Segundo os dados provisórios referentes ao período até novembro, estes autos representam 4% do total de infrações.

Oliveira comprometeu-se a detalhar os municípios em falta no relatório de 2026, caso a GNR disponibilize essa informação.

A audição, requerida pelo Chega, focou-se no estado do cadastro territorial e na responsabilidade das autarquias na prevenção de incêndios.

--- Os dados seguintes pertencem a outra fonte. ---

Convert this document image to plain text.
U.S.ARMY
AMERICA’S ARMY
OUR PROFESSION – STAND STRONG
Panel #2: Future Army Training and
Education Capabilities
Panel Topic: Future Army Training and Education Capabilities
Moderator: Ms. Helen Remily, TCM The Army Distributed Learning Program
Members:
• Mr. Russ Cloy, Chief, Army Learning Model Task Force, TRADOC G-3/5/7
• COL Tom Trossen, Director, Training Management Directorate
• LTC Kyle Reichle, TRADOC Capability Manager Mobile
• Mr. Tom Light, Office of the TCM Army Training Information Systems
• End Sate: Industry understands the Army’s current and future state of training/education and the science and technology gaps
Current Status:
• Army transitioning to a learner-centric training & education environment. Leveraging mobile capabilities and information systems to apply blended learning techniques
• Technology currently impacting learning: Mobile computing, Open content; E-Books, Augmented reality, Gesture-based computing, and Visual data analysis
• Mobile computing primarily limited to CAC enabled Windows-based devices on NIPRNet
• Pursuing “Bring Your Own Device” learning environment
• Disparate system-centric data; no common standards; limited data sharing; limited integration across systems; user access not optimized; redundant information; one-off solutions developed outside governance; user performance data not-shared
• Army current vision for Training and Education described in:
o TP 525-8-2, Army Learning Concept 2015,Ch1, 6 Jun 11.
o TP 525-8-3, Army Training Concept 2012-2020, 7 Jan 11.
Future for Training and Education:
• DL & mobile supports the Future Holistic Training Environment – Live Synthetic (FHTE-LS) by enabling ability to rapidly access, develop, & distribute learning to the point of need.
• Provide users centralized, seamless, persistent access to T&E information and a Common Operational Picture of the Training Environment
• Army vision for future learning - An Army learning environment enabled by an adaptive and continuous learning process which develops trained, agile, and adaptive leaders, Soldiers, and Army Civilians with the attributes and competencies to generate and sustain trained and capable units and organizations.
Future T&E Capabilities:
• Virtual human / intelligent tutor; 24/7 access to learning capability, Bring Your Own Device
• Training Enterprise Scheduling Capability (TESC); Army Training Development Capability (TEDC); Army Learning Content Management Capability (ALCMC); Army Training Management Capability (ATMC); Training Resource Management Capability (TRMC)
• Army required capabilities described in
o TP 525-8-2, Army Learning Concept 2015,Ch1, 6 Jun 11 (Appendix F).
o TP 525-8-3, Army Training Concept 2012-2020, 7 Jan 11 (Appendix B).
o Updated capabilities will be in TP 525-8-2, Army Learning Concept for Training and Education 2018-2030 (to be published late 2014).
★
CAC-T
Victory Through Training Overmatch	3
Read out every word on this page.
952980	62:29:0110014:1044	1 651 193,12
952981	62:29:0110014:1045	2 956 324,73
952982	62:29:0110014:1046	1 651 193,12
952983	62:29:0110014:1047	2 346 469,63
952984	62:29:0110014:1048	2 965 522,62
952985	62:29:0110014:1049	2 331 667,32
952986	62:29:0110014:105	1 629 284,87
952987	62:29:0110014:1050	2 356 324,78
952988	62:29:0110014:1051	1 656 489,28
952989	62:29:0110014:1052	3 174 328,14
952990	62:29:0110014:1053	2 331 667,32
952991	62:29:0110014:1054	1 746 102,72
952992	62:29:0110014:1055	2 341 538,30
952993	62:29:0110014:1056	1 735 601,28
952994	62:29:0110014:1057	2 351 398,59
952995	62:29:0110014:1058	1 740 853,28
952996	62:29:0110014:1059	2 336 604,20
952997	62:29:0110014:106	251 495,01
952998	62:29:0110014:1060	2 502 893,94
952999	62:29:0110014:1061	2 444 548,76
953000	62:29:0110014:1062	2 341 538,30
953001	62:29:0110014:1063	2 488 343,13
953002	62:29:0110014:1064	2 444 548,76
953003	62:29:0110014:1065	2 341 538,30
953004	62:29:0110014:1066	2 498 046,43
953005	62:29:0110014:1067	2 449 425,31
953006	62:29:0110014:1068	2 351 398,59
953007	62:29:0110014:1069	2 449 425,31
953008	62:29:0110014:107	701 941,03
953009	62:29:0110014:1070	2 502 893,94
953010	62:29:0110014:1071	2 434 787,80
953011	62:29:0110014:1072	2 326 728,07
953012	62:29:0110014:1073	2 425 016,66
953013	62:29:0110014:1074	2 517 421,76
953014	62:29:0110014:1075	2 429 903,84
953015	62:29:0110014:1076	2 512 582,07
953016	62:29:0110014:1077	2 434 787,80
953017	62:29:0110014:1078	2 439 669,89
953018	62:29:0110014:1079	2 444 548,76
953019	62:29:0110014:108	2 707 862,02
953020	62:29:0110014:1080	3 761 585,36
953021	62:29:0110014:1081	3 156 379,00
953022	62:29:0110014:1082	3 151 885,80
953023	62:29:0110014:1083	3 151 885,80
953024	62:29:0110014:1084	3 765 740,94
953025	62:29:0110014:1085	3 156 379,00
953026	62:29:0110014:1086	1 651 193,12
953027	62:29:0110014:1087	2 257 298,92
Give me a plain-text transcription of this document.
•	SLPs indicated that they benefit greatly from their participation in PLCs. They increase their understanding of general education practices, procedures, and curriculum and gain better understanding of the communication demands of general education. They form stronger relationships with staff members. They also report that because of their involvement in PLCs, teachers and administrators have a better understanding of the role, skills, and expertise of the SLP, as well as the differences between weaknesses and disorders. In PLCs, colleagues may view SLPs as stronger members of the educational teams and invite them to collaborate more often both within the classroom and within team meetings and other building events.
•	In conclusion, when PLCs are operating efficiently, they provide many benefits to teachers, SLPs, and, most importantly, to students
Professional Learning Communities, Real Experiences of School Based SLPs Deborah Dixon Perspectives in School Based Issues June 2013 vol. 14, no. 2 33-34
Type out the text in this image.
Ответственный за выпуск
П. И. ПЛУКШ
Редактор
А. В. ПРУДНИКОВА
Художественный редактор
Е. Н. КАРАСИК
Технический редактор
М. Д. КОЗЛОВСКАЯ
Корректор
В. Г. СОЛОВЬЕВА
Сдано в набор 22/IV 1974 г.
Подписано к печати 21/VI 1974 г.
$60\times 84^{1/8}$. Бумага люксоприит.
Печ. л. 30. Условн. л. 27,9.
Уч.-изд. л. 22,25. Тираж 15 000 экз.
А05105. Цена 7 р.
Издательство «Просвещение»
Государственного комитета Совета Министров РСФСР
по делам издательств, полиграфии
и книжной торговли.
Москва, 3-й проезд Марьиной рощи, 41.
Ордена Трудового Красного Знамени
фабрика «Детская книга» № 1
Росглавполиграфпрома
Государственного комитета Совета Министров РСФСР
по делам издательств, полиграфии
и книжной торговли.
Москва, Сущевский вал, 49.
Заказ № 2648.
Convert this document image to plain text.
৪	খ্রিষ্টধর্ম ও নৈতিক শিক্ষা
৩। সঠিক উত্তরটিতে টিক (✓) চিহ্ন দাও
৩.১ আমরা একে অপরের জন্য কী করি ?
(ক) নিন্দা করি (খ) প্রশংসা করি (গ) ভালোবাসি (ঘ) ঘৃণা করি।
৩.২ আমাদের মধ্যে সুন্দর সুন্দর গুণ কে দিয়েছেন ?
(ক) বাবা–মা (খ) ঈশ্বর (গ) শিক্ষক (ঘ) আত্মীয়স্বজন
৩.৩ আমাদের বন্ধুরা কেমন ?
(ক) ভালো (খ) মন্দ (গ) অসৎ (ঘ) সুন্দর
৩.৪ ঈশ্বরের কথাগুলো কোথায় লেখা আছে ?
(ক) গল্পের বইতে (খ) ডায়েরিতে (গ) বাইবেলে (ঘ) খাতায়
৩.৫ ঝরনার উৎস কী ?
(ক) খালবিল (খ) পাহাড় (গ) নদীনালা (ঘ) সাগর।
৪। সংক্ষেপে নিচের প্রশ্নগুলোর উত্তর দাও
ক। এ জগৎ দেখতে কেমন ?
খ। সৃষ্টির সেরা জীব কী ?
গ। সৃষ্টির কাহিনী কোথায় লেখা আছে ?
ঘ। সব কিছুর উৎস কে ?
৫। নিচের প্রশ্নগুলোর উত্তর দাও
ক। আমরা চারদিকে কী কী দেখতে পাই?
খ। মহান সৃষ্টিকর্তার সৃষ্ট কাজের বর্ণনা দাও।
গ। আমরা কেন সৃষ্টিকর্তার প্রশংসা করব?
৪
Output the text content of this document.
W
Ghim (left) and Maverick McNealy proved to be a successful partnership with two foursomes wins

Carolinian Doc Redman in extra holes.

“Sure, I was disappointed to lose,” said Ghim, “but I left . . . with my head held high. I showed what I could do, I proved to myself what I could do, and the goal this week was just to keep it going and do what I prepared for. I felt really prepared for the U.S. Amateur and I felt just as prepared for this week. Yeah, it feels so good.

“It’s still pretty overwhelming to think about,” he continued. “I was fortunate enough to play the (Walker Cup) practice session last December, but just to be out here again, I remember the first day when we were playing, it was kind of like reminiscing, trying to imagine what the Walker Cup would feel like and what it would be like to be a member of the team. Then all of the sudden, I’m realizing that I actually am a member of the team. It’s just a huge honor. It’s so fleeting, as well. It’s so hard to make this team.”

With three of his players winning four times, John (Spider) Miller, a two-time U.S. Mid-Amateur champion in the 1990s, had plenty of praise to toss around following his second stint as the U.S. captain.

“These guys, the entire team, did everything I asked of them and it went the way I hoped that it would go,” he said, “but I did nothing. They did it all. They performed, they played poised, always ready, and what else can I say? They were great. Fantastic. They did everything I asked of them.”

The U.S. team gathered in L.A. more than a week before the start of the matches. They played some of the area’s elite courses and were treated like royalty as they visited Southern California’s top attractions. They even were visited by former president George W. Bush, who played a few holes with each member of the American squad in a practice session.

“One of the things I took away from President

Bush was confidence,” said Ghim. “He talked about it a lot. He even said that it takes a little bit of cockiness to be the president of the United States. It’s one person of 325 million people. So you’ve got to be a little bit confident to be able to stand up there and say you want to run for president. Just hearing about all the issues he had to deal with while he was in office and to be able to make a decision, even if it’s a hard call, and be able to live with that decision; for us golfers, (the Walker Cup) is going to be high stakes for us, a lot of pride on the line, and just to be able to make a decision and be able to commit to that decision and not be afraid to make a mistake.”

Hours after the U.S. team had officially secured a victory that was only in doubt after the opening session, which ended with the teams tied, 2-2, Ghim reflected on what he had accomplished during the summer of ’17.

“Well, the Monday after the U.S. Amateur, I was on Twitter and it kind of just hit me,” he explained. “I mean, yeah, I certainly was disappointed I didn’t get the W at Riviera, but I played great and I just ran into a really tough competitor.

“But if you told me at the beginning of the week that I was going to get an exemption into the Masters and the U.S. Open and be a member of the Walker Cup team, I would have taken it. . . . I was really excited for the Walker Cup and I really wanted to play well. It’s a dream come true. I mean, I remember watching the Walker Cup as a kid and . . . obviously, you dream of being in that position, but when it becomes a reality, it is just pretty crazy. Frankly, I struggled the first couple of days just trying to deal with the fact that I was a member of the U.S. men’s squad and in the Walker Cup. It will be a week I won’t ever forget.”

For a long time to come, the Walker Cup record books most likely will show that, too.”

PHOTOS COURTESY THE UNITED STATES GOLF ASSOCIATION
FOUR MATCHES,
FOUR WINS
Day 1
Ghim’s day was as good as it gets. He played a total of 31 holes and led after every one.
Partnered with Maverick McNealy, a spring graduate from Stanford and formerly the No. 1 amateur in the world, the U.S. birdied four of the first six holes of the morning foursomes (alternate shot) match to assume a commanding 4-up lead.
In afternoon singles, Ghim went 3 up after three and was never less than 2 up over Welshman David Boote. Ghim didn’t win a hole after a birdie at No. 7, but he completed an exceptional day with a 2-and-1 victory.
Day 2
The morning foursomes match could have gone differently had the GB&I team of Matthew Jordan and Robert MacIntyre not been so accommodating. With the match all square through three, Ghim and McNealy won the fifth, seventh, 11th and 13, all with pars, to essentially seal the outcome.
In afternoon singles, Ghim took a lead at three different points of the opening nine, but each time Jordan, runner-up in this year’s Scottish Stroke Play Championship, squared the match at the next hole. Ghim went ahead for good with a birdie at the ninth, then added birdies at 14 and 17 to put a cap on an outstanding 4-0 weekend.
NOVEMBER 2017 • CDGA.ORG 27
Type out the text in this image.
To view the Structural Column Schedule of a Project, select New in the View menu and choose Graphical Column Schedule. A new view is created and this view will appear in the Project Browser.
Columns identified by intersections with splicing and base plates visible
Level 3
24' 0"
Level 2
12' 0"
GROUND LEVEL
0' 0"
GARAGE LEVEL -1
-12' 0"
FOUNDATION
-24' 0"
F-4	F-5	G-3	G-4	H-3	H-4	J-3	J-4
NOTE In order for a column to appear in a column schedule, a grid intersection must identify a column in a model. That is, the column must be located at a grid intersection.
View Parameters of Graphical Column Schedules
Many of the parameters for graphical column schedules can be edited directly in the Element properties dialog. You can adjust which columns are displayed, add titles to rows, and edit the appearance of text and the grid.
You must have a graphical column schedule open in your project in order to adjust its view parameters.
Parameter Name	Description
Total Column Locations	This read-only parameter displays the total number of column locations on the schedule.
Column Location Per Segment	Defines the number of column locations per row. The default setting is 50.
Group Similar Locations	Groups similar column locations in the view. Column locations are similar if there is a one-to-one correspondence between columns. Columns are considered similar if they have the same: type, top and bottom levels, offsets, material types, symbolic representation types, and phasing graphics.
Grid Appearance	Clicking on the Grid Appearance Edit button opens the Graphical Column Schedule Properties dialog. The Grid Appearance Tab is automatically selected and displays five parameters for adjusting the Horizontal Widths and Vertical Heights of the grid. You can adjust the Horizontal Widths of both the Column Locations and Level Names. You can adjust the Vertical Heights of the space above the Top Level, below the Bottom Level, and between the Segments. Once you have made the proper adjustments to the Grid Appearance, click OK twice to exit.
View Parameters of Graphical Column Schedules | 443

Tiago Oliveira defendeu uma abordagem estratégica, afirmando que “os incêndios grandes não se combatem, evitam-se ou previnem-se” e “apagam-se com a cabeça” através de um planeamento municipal e supramunicipal alinhado entre as várias entidades. Esclareceu que a missão da AGIF é de “coordenação estratégica, a monitorização e o reporte”, e não de combate direto aos fogos, procurando antes promover o consenso entre as entidades para gerir um problema que afeta mais de 70% do território nacional. O responsável destacou ainda os progressos alcançados, como a redução do número de incêndios para mais de metade, o que resultou em menos fatalidades e comunidades mais preparadas. No que diz respeito ao financiamento, Oliveira sublinhou a necessidade de reforçar o apoio às Zonas de Intervenção Florestal (ZIF), que cobrem 2 milhões de hectares, em contraste com os 124 mil hectares das Áreas Integradas de Gestão da Paisagem (AIGP). Defendeu também um maior financiamento para os agrupamentos de baldios.

Em resposta a críticas sobre o registo de terrenos, explicou que o esforço de cadastro está a ser consolidado com o apoio de 800 técnicos locais através do Balcão Único do Prédio (BUPi). Uma perspetiva crítica foi apresentada por Joaquim Sande Silva, professor e investigador da Escola Superior Agrária de Coimbra (ESAC), que considera a atual estratégia de limpeza de terrenos ineficaz e promotora de espécies invasoras. Sande Silva defende o uso de florestas de folhosas como barreiras naturais ao fogo, dando como exemplo a Mata da Magarça. Informou ainda que o ISCAC Coimbra Business School irá realizar um estudo comparativo de custos e que a ESAC propõe a criação de um polo de treino de restauro florestal.